The US State Department has plans to extend its “Do Not Travel” order to 80% of the world’s countries, limiting much of the international opportunities for travel.
How Much Is 80% of the Countries?
Despite progress in America with vaccinations, there are still surges of COVID-19 occurring in other countries. The State Department cites an “unprecedented” risk of international travel during this time.

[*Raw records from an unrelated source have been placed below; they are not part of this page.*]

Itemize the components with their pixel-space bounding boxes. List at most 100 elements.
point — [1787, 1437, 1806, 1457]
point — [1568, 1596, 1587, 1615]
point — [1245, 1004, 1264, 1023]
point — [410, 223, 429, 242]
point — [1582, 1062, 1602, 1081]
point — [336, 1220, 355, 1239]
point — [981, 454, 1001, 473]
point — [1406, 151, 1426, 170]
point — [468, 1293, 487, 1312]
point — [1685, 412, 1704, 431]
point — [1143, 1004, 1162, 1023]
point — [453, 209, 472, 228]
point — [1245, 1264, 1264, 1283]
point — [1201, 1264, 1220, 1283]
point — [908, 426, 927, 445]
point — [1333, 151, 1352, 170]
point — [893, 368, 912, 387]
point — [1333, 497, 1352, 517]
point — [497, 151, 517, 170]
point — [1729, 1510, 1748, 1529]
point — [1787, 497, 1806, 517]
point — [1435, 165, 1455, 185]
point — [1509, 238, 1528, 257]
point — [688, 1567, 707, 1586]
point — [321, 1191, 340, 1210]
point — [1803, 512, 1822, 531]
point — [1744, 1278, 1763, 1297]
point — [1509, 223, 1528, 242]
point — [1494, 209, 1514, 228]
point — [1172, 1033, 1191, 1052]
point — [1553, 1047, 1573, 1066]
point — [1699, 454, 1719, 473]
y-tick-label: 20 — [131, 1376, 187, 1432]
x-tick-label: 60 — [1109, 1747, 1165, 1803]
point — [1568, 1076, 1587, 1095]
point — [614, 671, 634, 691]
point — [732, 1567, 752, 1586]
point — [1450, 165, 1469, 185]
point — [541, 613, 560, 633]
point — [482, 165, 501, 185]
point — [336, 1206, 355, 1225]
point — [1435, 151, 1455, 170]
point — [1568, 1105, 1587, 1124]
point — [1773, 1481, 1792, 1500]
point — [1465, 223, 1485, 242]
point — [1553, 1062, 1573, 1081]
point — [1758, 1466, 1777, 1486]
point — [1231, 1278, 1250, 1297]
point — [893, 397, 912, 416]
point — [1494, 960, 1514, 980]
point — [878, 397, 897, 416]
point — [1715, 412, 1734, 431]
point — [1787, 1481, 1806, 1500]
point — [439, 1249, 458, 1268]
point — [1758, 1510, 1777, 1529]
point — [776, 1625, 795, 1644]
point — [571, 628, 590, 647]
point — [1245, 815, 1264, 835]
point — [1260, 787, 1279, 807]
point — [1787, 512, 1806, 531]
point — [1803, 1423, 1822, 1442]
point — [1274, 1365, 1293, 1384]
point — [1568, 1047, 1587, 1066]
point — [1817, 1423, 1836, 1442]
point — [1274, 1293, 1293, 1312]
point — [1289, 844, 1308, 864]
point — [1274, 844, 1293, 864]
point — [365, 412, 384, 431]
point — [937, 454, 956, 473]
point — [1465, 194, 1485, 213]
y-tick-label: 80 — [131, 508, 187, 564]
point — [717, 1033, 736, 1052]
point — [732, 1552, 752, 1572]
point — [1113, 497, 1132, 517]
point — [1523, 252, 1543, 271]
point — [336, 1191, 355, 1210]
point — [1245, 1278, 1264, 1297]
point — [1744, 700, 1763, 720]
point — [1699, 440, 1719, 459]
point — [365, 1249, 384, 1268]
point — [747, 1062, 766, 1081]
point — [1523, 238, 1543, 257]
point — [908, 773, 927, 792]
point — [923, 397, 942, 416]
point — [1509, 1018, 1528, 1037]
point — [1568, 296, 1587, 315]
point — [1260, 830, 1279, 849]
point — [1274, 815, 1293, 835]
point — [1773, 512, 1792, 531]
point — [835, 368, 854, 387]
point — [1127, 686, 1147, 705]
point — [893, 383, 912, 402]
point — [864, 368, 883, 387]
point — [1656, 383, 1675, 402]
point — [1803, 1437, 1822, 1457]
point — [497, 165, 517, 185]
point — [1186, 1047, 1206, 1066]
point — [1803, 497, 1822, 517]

Currently, the State Department has 34 countries out of about 200 on the Do Not Travel list. Bumping the total figure to 80% would mean that there would be about 165 countries prevented from travel.
Response from Airlines
Obviously, such a robust Do Not Travel list can financially hurt many airlines that were planning on reopening flights to international destinations.
Airlines for America, a trade group that represents major airlines, urged “ the federal government to transparently establish the criteria – including clear metrics, benchmarks, and a timeline – for reopening international markets."
What About the Vaccinated?
The CDC has commented that vaccinated individuals can travel within the United States at “low risk.” Unfortunately, there is no word on whether or not vaccinated individuals could be exempt from Do Not Travel orders related to COVID-19.
If the research shows that vaccinated individuals do not carry the virus and cannot transmit it to others, then those vaccinated individuals should be safe to travel.
This mixed approach to a travel list, however, raises the controversial issue of “vaccine passports” that has been floated by the White House. Countries like Israel and China are already using some sort of proof of vaccination to allow travel to areas such as New York.